After mapping by column c, If column A has a value, insert the value of column A; if not, insert column B.
data1 data2
a b c a c d
a1 b1 c1 1a c1 1d
b2 c2 2a c2 2d
a3 c3 3a c3 3d
4a c4 4d
The result I want
result
a b c
a1 b1 c1
2a b2 c2
a3 c3
I tried the following, but I was not satisfied.
->>> result = data1.merge(data2, on=['c'])
Prefixes _x and _y are created. combine_first is not applied.
->>> result = data1.combine_first(data2)
It is not mapped by column c.
How do I get good results?
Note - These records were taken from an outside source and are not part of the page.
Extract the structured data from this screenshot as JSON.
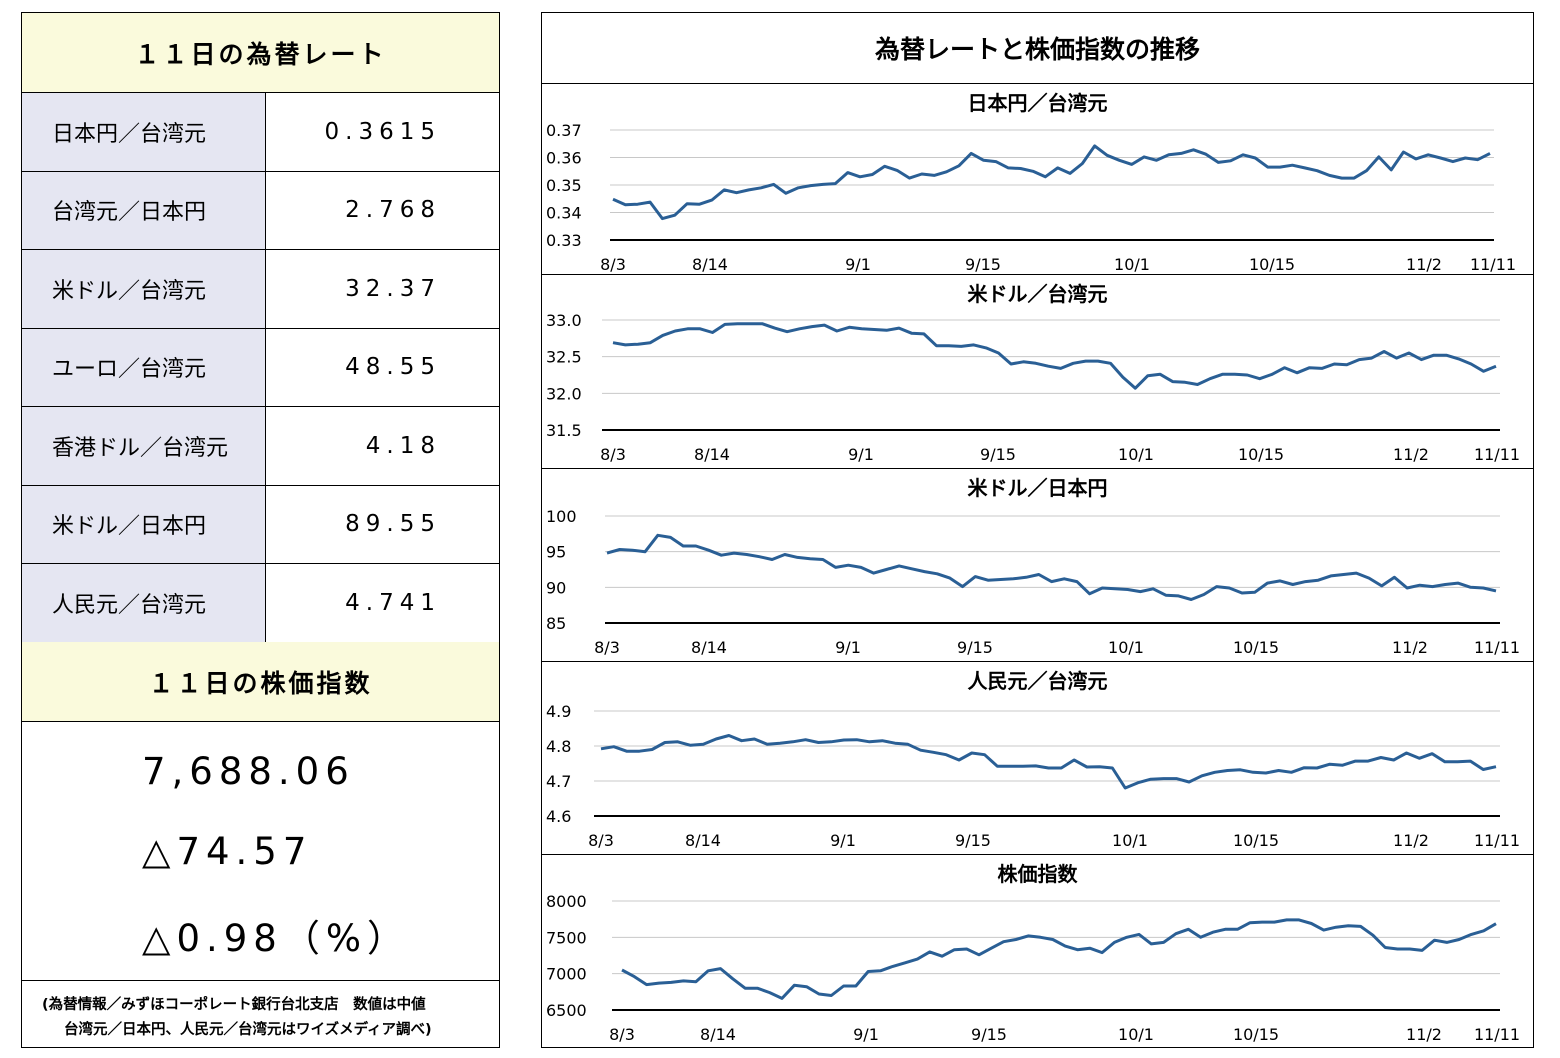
{
  "left_panel": {
    "fx_title": "１１日の為替レート",
    "fx_rates": [
      {
        "label": "日本円／台湾元",
        "value": "0.3615"
      },
      {
        "label": "台湾元／日本円",
        "value": "2.768"
      },
      {
        "label": "米ドル／台湾元",
        "value": "32.37"
      },
      {
        "label": "ユーロ／台湾元",
        "value": "48.55"
      },
      {
        "label": "香港ドル／台湾元",
        "value": "4.18"
      },
      {
        "label": "米ドル／日本円",
        "value": "89.55"
      },
      {
        "label": "人民元／台湾元",
        "value": "4.741"
      }
    ],
    "stock_title": "１１日の株価指数",
    "stock_value": "7,688.06",
    "stock_change": "△74.57",
    "stock_change_pct": "△0.98（%）",
    "note_line1": "(為替情報／みずほコーポレート銀行台北支店　数値は中値",
    "note_line2": "台湾元／日本円、人民元／台湾元はワイズメディア調べ)"
  },
  "right_panel": {
    "title": "為替レートと株価指数の推移"
  },
  "colors": {
    "line": "#2a5f95",
    "header_bg": "#fafadc",
    "label_bg": "#e5e6f2"
  },
  "chart_data": [
    {
      "type": "line",
      "title": "日本円／台湾元",
      "x_ticks": [
        "8/3",
        "8/14",
        "9/1",
        "9/15",
        "10/1",
        "10/15",
        "11/2",
        "11/11"
      ],
      "y_ticks": [
        "0.37",
        "0.36",
        "0.35",
        "0.34",
        "0.33"
      ],
      "ylim": [
        0.33,
        0.37
      ],
      "values": [
        0.3448,
        0.3428,
        0.343,
        0.3438,
        0.3378,
        0.339,
        0.3432,
        0.343,
        0.3445,
        0.3482,
        0.3472,
        0.3482,
        0.349,
        0.3502,
        0.347,
        0.349,
        0.3498,
        0.3502,
        0.3505,
        0.3545,
        0.353,
        0.3538,
        0.3568,
        0.3553,
        0.3525,
        0.354,
        0.3535,
        0.3548,
        0.357,
        0.3615,
        0.359,
        0.3585,
        0.3562,
        0.356,
        0.355,
        0.353,
        0.3562,
        0.3542,
        0.3578,
        0.3642,
        0.3608,
        0.359,
        0.3575,
        0.3602,
        0.359,
        0.361,
        0.3615,
        0.3628,
        0.3612,
        0.3582,
        0.3588,
        0.361,
        0.3598,
        0.3565,
        0.3565,
        0.3572,
        0.3562,
        0.3552,
        0.3535,
        0.3525,
        0.3525,
        0.3552,
        0.3602,
        0.3555,
        0.362,
        0.3595,
        0.361,
        0.3598,
        0.3585,
        0.3598,
        0.3592,
        0.3615
      ]
    },
    {
      "type": "line",
      "title": "米ドル／台湾元",
      "x_ticks": [
        "8/3",
        "8/14",
        "9/1",
        "9/15",
        "10/1",
        "10/15",
        "11/2",
        "11/11"
      ],
      "y_ticks": [
        "33.0",
        "32.5",
        "32.0",
        "31.5"
      ],
      "ylim": [
        31.5,
        33.0
      ],
      "values": [
        32.69,
        32.66,
        32.67,
        32.69,
        32.79,
        32.85,
        32.88,
        32.88,
        32.83,
        32.94,
        32.95,
        32.95,
        32.95,
        32.89,
        32.84,
        32.88,
        32.91,
        32.93,
        32.85,
        32.9,
        32.88,
        32.87,
        32.86,
        32.89,
        32.82,
        32.81,
        32.65,
        32.65,
        32.64,
        32.66,
        32.62,
        32.55,
        32.4,
        32.43,
        32.41,
        32.37,
        32.34,
        32.41,
        32.44,
        32.44,
        32.41,
        32.22,
        32.07,
        32.24,
        32.26,
        32.16,
        32.15,
        32.12,
        32.2,
        32.26,
        32.26,
        32.25,
        32.2,
        32.26,
        32.35,
        32.28,
        32.35,
        32.34,
        32.4,
        32.39,
        32.46,
        32.48,
        32.57,
        32.48,
        32.55,
        32.46,
        32.52,
        32.52,
        32.47,
        32.4,
        32.3,
        32.37
      ]
    },
    {
      "type": "line",
      "title": "米ドル／日本円",
      "x_ticks": [
        "8/3",
        "8/14",
        "9/1",
        "9/15",
        "10/1",
        "10/15",
        "11/2",
        "11/11"
      ],
      "y_ticks": [
        "100",
        "95",
        "90",
        "85"
      ],
      "ylim": [
        85,
        100
      ],
      "values": [
        94.8,
        95.3,
        95.2,
        95.0,
        97.3,
        97.0,
        95.8,
        95.8,
        95.2,
        94.5,
        94.8,
        94.6,
        94.3,
        93.9,
        94.6,
        94.2,
        94.0,
        93.9,
        92.8,
        93.1,
        92.8,
        92.0,
        92.5,
        93.0,
        92.6,
        92.2,
        91.9,
        91.3,
        90.1,
        91.5,
        91.0,
        91.1,
        91.2,
        91.4,
        91.8,
        90.8,
        91.2,
        90.8,
        89.1,
        89.9,
        89.8,
        89.7,
        89.4,
        89.8,
        88.9,
        88.8,
        88.3,
        89.0,
        90.1,
        89.9,
        89.2,
        89.3,
        90.6,
        90.9,
        90.4,
        90.8,
        91.0,
        91.6,
        91.8,
        92.0,
        91.3,
        90.2,
        91.4,
        89.9,
        90.3,
        90.1,
        90.4,
        90.6,
        90.0,
        89.9,
        89.5
      ]
    },
    {
      "type": "line",
      "title": "人民元／台湾元",
      "x_ticks": [
        "8/3",
        "8/14",
        "9/1",
        "9/15",
        "10/1",
        "10/15",
        "11/2",
        "11/11"
      ],
      "y_ticks": [
        "4.9",
        "4.8",
        "4.7",
        "4.6"
      ],
      "ylim": [
        4.6,
        4.9
      ],
      "values": [
        4.792,
        4.798,
        4.785,
        4.785,
        4.79,
        4.81,
        4.812,
        4.802,
        4.805,
        4.82,
        4.83,
        4.815,
        4.82,
        4.805,
        4.808,
        4.812,
        4.818,
        4.81,
        4.812,
        4.817,
        4.818,
        4.812,
        4.815,
        4.808,
        4.805,
        4.788,
        4.782,
        4.775,
        4.76,
        4.78,
        4.775,
        4.742,
        4.742,
        4.742,
        4.743,
        4.737,
        4.737,
        4.76,
        4.74,
        4.741,
        4.737,
        4.68,
        4.695,
        4.705,
        4.707,
        4.707,
        4.697,
        4.715,
        4.725,
        4.73,
        4.732,
        4.725,
        4.723,
        4.73,
        4.725,
        4.738,
        4.737,
        4.748,
        4.745,
        4.757,
        4.757,
        4.767,
        4.76,
        4.78,
        4.765,
        4.778,
        4.755,
        4.755,
        4.757,
        4.733,
        4.741
      ]
    },
    {
      "type": "line",
      "title": "株価指数",
      "x_ticks": [
        "8/3",
        "8/14",
        "9/1",
        "9/15",
        "10/1",
        "10/15",
        "11/2",
        "11/11"
      ],
      "y_ticks": [
        "8000",
        "7500",
        "7000",
        "6500"
      ],
      "ylim": [
        6500,
        8000
      ],
      "values": [
        7050,
        6960,
        6850,
        6870,
        6880,
        6900,
        6890,
        7040,
        7070,
        6930,
        6800,
        6800,
        6740,
        6660,
        6840,
        6820,
        6720,
        6700,
        6830,
        6830,
        7030,
        7040,
        7100,
        7150,
        7200,
        7300,
        7240,
        7330,
        7340,
        7260,
        7350,
        7440,
        7470,
        7520,
        7500,
        7470,
        7380,
        7330,
        7350,
        7290,
        7430,
        7500,
        7540,
        7410,
        7430,
        7550,
        7610,
        7500,
        7570,
        7610,
        7610,
        7700,
        7710,
        7710,
        7740,
        7740,
        7690,
        7600,
        7640,
        7660,
        7650,
        7530,
        7360,
        7340,
        7340,
        7320,
        7460,
        7430,
        7470,
        7540,
        7590,
        7688
      ]
    }
  ]
}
I ask for your help. thank you
Using @IdoS setup:
import pandas as pd
data1 = pd.DataFrame({'a': ['a1', None, 'a3'],
'b': ['b1', 'b2', None],
'c': ['c1', 'c2', 'c3']})
data2 = pd.DataFrame({'a': ['1a', '2a', '3a', '4a'],
'c': ['c1', 'c2', 'c3', 'c4'],
'd': ['1d', '2d', '3d', '4d']})
You can use set_index
, combine_first
, and reindex:
df_out = data1.set_index('c').combine_first(data2.set_index('c'))\
.reindex(data1.c)\
.reset_index()
df_out
Output:
c a b d
0 c1 a1 b1 1d
1 c2 2a b2 2d
2 c3 a3 None 3d